Um grenzüberschreitendes mobiles Arbeiten noch besser zu ermöglichen, sind beschränkte Steuerpflichten des deutschen Arbeitgebers nach ausländischem Recht sowie lohnsteuerliche Verpflichtungen im Ausland zu vermeiden. Der Gesetzgeber sollte hier deutlich machen, dass in diesen Fällen keine Betriebsstätte vorliegt.
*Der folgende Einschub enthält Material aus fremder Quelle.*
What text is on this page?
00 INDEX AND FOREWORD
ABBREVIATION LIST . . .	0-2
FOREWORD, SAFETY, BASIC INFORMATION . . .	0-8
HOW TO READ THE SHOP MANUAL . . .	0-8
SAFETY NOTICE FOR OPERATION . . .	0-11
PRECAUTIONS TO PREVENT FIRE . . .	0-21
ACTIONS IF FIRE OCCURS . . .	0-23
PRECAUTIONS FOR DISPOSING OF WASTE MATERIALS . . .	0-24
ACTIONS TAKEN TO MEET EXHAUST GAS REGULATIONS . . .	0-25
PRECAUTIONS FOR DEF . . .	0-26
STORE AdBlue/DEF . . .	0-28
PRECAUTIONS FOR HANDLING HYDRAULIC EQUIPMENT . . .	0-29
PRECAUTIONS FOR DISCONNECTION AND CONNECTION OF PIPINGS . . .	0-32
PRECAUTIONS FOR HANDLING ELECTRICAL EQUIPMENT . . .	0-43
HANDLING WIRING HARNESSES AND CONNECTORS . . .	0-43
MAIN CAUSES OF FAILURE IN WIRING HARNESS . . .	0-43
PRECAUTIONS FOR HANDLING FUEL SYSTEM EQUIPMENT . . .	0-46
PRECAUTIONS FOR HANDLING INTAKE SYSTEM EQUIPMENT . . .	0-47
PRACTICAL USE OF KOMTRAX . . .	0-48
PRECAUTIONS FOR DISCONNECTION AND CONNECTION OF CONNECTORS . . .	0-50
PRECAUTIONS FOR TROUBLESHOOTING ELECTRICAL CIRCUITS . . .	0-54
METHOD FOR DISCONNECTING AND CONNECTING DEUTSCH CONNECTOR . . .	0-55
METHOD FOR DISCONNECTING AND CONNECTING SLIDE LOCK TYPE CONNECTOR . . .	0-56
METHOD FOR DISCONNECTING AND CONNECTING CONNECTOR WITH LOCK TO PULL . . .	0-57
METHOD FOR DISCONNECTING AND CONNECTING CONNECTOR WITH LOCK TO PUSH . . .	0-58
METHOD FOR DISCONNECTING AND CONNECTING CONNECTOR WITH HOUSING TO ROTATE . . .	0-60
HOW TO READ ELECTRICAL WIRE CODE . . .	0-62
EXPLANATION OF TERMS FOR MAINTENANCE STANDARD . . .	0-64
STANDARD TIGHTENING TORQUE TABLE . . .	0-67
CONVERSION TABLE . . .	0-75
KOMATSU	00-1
Eine Harmonisierung von Steuer- und Sozialversicherungsrecht mindestens in der Europäischen Union wäre zu begrüßen.

Drittens: Flexibilisierungsmöglichkeiten bei der Arbeitszeit schaffen.
Um eine echte Flexibilisierung der Arbeitsrealität sicherzustellen, wäre die Überarbeitung bestehender Ar-beitszeitregelungen eine hilfreiche Initiative. Das Arbeitszeitgesetz trägt der modernen Arbeitswelt nicht mehr Rechnung, es sollte die Spielräume der EU-Arbeitszeitrichtlinie nutzen: Die tägliche Höchstarbeitszeit sollte auf eine wöchentliche umgestellt und die Vorgaben zur Ruhezeit flexibilisiert werden. Diese Ansätze berücksichtigen sowohl individuelle Bedürfnisse als auch betriebliche Anforderungen besser als bisher. Darüber hinaus muss bei einer Umsetzung des Urteils des Europäischen Gerichtshofs zur Arbeitszeiterfassung sichergestellt werden, dass es Unternehmen und Mitarbeitenden flexible Arbeitszeitmodelle weiterhin ermöglicht und Rechtssicherheit bietet. Dies betrifft insbesondere Arbeitszeitsouveränität und Mobilarbeit, aber auch kollektive Zeiterfassung in Schichtmodellen und pauschale Pausenabzüge.

Neben den Chancen müssen immer auch die Grenzen der Mobilarbeit in den Blick genommen werden. Denn: Uns ist durchaus bewusst, dass nicht alle Beschäftigten einen Zugang zu mobiler Arbeit haben oder aufgrund der Art ihrer beruflichen Tätigkeit zumindest zeitweise von zu Hause oder einem anderen außerbetrieblichen Ort arbeiten können und wollen. Letztlich müssen Arbeitgeber entscheiden dürfen, ob und auf welche Weise mobiles Arbeiten sinnvoll in den Betriebsalltag integriert werden kann.

Auch unter den Aspekten des psychischen Wohlbefindens, der Identifikation mit dem Unternehmen, der sozialen Verbundenheit mit den Vorgesetzten und Kolleginnen und Kollegen wie auch dem fachlichen Austausch in einem persönlichen Rahmen zur Förderung von Kreativität bei der Entwicklung von Ideen und Lösungen sollte eine vollständige oder dauerhafte Verlagerung aller Tätigkeiten ins Homeoffice beziehungsweise mobiles Arbeiten jedoch nicht die Norm sein.

Luise Ortloff und Katharina Winkler sind bei acatech – Deutsche Akademie der Technikwissenschaften im Themenschwerpunkt Volkswirtschaft, Bildung und Arbeit für das Thema Zukunft der Arbeit zuständig und unter anderem Projektverantwortliche des Human-Resources-Kreises von acatech. In diesem Jahr hat der HR-Kreis von acatech (Forum für Personalvorstände zur Zukunft der Arbeit) einen Politikbrief mit Impulsen zur Gestaltung der digitalen Transformation veröffentlicht.